I made it! I’m genuinely amazed! May has been a really busy, slightly chaotic month and I can’t believe I managed to sustain my daily novella reading and posting. I’ve enjoyed it so much, and a massive thank you to everyone who has liked and commented, and ignored grammatical errors and general waffle, as some of these posts were written when I was very tired 😊
Many of you will know Simon has also been doing his #BookaDayinMay project, so it feels very apt to be finishing with a book he reviewed this month which had me scurrying off to spend my bookshop.org vouchers. The Driveway Has Two Sides by Sara Marchant (2018), is published by the lovely Fairlight Moderns and it arrived just in time!
The Driveway Has Two Sides follows the arrival of Delilah on an East Coast island. “The matriarchs” of the island are sceptical of this self-contained young woman.
“They were taciturn by nature, and the environment on the island required tact, discretion, and independence.”
They watch her clean out her house and start to reorganise her garden. Some of their questions are answered when Delilah changes out of her overalls into a dress, in order to greet a man the matriarchs judge as “too old for his long hair and overly blue denim jeans.”
This is Alan, Delilah’s married lover who is paying for everything.

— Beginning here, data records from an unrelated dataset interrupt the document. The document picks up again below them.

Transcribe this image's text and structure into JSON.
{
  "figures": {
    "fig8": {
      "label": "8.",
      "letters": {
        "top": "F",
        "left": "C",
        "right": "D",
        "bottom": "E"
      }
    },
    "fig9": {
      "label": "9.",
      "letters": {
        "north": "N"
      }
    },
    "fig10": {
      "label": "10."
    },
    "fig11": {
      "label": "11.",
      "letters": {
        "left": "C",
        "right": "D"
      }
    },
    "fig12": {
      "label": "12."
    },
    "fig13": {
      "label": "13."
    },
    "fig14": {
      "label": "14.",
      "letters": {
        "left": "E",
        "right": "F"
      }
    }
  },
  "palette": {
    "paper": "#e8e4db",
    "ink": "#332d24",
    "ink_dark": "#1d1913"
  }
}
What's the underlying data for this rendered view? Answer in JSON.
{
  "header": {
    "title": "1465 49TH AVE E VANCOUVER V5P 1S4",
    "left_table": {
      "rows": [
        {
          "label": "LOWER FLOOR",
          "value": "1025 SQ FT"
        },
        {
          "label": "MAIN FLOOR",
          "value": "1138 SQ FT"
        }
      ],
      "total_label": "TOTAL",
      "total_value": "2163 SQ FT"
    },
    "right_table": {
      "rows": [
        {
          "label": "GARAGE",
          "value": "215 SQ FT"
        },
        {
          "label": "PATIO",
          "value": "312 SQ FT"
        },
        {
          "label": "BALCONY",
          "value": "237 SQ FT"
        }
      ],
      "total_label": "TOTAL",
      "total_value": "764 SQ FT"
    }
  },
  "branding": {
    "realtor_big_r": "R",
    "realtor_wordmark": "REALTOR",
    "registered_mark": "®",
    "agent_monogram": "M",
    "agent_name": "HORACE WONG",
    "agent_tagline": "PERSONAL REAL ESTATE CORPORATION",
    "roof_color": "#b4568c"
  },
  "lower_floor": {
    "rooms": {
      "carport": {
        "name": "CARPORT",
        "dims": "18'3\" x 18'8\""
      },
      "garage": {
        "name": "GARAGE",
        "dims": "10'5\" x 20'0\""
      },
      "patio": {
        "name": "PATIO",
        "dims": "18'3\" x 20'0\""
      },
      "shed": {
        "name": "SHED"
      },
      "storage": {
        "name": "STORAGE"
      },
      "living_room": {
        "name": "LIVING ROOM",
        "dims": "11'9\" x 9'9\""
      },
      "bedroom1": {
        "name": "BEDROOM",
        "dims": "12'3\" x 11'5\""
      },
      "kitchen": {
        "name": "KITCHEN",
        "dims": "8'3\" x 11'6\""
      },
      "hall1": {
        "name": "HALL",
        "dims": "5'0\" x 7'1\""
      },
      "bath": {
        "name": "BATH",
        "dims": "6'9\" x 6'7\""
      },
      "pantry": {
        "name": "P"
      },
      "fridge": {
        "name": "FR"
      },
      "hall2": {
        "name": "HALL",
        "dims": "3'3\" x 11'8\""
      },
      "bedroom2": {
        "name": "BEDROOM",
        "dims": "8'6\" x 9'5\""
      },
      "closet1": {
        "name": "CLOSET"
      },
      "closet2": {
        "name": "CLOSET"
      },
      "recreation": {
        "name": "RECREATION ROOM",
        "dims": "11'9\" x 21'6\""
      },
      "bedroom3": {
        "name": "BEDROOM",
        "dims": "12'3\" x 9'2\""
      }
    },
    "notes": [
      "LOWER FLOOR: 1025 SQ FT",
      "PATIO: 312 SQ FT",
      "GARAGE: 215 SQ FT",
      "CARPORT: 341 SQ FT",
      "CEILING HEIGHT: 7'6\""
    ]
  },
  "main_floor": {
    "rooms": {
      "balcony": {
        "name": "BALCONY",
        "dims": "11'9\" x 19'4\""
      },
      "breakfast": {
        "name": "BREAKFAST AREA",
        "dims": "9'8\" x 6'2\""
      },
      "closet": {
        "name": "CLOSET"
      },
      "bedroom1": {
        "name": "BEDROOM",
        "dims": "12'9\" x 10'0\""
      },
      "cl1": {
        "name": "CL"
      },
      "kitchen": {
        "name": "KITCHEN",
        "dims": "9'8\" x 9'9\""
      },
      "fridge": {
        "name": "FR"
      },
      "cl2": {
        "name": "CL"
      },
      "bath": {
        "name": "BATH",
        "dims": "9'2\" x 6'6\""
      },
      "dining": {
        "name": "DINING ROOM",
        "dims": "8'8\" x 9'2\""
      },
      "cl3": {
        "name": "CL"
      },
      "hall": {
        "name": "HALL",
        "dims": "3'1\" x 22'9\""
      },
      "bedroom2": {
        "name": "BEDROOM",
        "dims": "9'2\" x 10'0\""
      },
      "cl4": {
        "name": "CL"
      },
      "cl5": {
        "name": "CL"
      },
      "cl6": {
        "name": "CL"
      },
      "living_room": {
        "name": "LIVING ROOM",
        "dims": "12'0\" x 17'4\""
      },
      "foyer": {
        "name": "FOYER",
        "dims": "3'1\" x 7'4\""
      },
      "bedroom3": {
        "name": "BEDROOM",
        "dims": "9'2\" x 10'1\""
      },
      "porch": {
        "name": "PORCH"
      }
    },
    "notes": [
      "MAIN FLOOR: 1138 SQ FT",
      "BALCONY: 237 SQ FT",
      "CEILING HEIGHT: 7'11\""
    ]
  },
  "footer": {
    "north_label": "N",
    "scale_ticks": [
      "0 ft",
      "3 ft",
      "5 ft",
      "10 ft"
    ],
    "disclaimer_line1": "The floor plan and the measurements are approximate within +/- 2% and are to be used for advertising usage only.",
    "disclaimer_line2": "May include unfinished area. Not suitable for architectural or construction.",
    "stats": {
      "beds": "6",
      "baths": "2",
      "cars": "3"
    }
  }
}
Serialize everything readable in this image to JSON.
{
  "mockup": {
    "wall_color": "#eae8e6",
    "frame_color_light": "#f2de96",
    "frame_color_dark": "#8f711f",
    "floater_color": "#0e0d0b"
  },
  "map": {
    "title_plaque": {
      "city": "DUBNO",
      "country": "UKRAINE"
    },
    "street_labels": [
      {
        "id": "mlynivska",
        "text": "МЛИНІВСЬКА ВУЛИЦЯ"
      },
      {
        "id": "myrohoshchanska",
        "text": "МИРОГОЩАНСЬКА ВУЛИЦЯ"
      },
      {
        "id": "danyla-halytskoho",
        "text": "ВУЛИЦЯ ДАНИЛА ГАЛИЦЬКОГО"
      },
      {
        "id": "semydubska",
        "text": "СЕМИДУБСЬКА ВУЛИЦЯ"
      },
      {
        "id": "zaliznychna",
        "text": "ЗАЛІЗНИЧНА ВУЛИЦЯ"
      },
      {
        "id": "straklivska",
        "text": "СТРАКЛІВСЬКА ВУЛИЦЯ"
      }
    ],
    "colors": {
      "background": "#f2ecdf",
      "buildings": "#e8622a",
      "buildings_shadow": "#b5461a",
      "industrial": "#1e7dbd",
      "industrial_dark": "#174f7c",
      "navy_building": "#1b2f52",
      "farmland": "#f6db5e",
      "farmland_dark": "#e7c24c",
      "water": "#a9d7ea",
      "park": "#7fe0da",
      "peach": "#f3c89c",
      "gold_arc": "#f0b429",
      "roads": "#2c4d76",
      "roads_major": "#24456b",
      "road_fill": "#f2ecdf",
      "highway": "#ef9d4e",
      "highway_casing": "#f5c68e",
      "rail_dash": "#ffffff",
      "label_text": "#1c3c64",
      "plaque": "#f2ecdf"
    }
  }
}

He’s entirely self-focussed and just likes Delilah as a pretty young thing to feed his ego, the same as his sports car:
“Delilah’s silence was one of Alan’s favourite things.”
Delilah doesn’t seem too bothered by this, as she views her relationships with older men as transactional. With Alan the material gains are obvious. With Ted, the sweet, kind, widowed Sherriff of the town, she wants his gardening know-how:
“She saw his gardening instinct win out over lust. She hugged her arms around her waist. She loved older men.”
There is a lot about gardening in this novella, which is a big win for me, I loved all the descriptions of garden plans and planting. But if you’re not into gardening don’t let that put you off, it’s not overwhelming!
“The shades and variations of green, highlighted by the specimen plants that were not green, looked more than natural. They looked supernatural. It was an Impressionist painting come to life. It was a masterpiece. Ted was an artist.”
We follow Delilah as she gets her physical house in order, while trying to work out how she is going to live. (Teeny criticism: there is talk of her ‘completing’ her garden. Any gardener knows you never complete your garden!)
“Later, during his trips by her house, Ted watched as she developed her kitchen garden in the front. He understood her reasoning; there was more room, more sun, a fence to use as garden bones. He still found it scandalous, yet also intriguing, he had to admit.”
The titular driveway is shared with her mysterious neighbour, someone even more contained than Delilah. He is attracted to her, as is seemingly every man in the book. Their relationship builds, and so in a sense the plot is who of three men Delilah will choose.
But that’s not a plot that particularly interests me, yet I enjoyed Driveway. I enjoyed it for its depiction of small-town life, its gentle humour and its humanity.
Unusually for me, I finished the short novel for once wishing it had been longer – I would have liked to have met Maisie Thompson, Delilah’s “friend and sparring partner” who we only hear about (unless I’ve forgotten a brief portrait near the start) and I would have loved to have had more of Mrs Oakapple and her fellow matriarchs. I also really wanted to know by the end what one of the characters did next.
The Driveway Has Two Sides is a gentle, quick read, especially recommended for those who like Katherine Heiny or Anne Tyler. I’m hoping Sara Marchant is going to be one of those authors who return to the same setting in further novels, so I can hear much more about the town and its sparky, kind residents.